Michigan could be the next state to overturn the ban on same-sex marriages.

 

A federal judge could rule as early as today on Michigan’s marriage equality lawsuit, according to The Detroit News:

U.S. District Judge Bernard Friedman is weighing the legal claims of a lawsuit filed by Hazel Park nurses April DeBoer, 42, and Jayne Rowse, 49, who are living as a couple and raising three special needs children they adopted as individuals.

They are asking him to lift both the bans on same-sex marriage and adoption by same-sex couples so they can adopt each other’s children.

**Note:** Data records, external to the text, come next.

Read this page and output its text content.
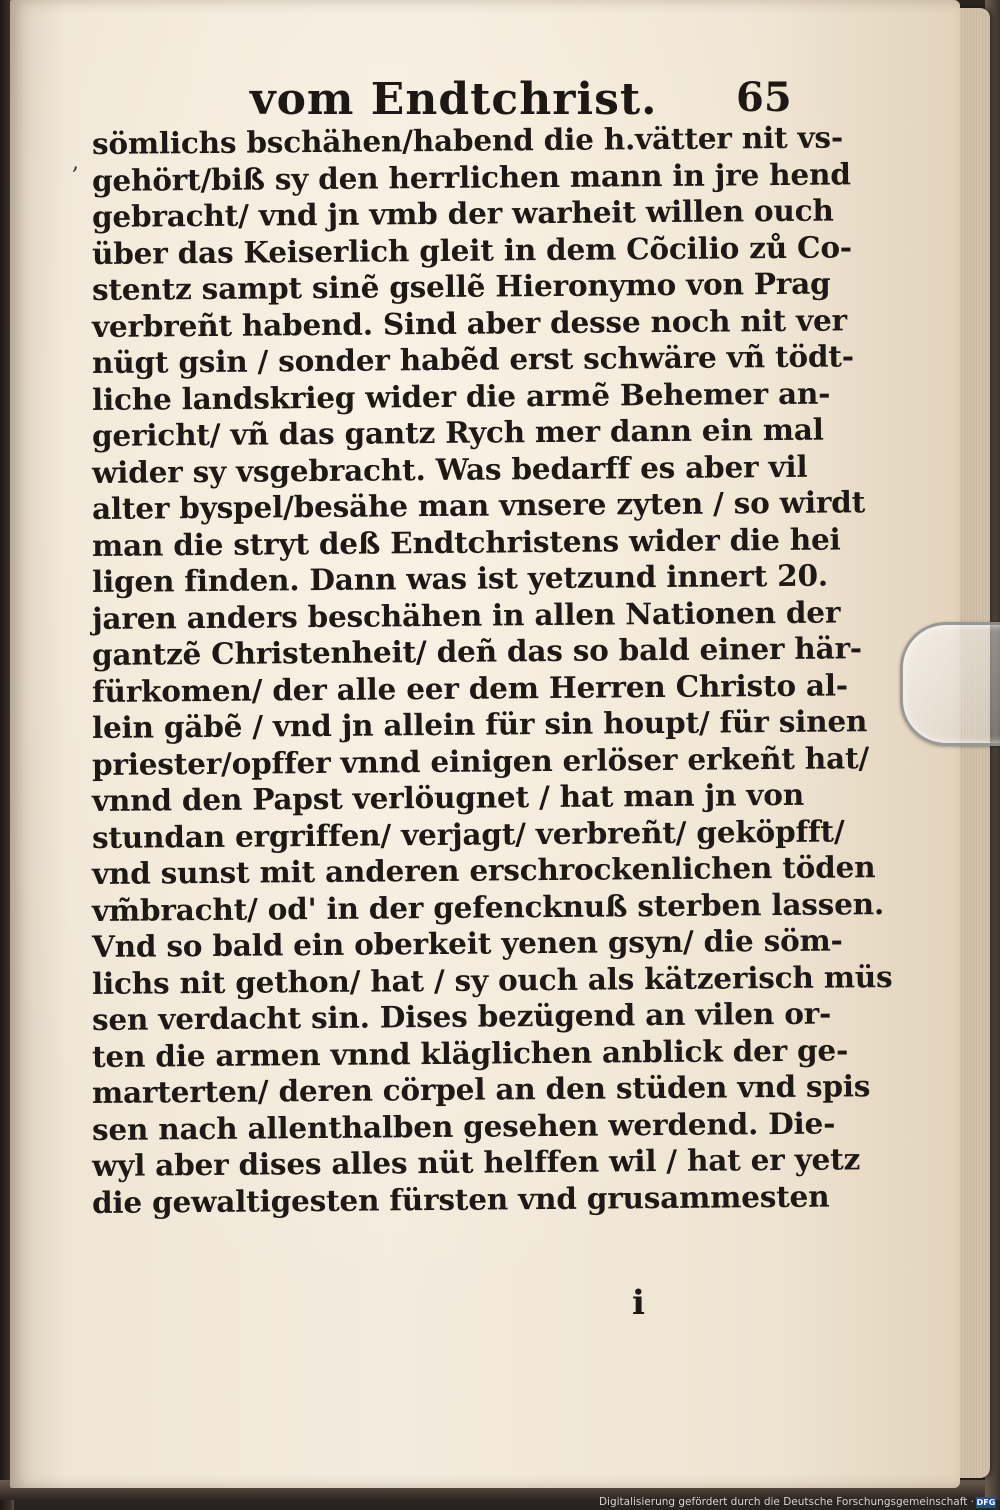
vom Endtchrist. 65
sömlichs bschähen/habend die h.vätter nit vs-
gehört/biß sy den herrlichen mann in jre hend
gebracht/ vnd jn vmb der warheit willen ouch
über das Keiserlich gleit in dem Cõcilio zů Co-
stentz sampt sinẽ gsellẽ Hieronymo von Prag
verbreñt habend. Sind aber desse noch nit ver
nügt gsin / sonder habẽd erst schwäre vñ tödt-
liche landskrieg wider die armẽ Behemer an-
gericht/ vñ das gantz Rych mer dann ein mal
wider sy vsgebracht. Was bedarff es aber vil
alter byspel/besähe man vnsere zyten / so wirdt
man die stryt deß Endtchristens wider die hei
ligen finden. Dann was ist yetzund innert 20.
jaren anders beschähen in allen Nationen der
gantzẽ Christenheit/ deñ das so bald einer här-
fürkomen/ der alle eer dem Herren Christo al-
lein gäbẽ / vnd jn allein für sin houpt/ für sinen
priester/opffer vnnd einigen erlöser erkeñt hat/
vnnd den Papst verlöugnet / hat man jn von
stundan ergriffen/ verjagt/ verbreñt/ geköpfft/
vnd sunst mit anderen erschrockenlichen töden
vm̃bracht/ od' in der gefencknuß sterben lassen.
Vnd so bald ein oberkeit yenen gsyn/ die söm-
lichs nit gethon/ hat / sy ouch als kätzerisch müs
sen verdacht sin. Dises bezügend an vilen or-
ten die armen vnnd kläglichen anblick der ge-
marterten/ deren cörpel an den stüden vnd spis
sen nach allenthalben gesehen werdend. Die-
wyl aber dises alles nüt helffen wil / hat er yetz
die gewaltigesten fürsten vnd grusammesten
i
,
Digitalisierung gefördert durch die Deutsche Forschungsgemeinschaft · DFG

University of Detroit Mercy law school professor Lawrence Dubin says although Michigan residents voted in 2004 to pass a law requiring marriage be between a man and a woman, Friedman could find the state ban still violates the law.

“If the judge finds that the will of the people as voted in the referendum violated the plaintiff’s civil rights, the state law would yield to the federal constitution,” said Dubin on Wednesday.

Dubin added that if Friedman rules in favor of the two plaintiffs, he believes the judge will issue a stay of his ruling that would prevent clerks in counties around the state from issuing marriage licenses to same-sex couples pending a decision by the Sixth Circuit Court of Appeals in Cincinnati.

Royal Oak attorney Amanda Shelton said she will be “shocked” if Friedman did not issue a stay.

“I think it’s going to go in our favor, but I think what he is going to say is let the court of appeals ultimately decide it,” said Shelton, who also is seeking to legally marry her spouse, Kay, if the ban is lifted.

Shelton said she also has three cases dealing with same-sex marriage and custody issues that she is looking forward to filing in Michigan courts if the bans are lifted.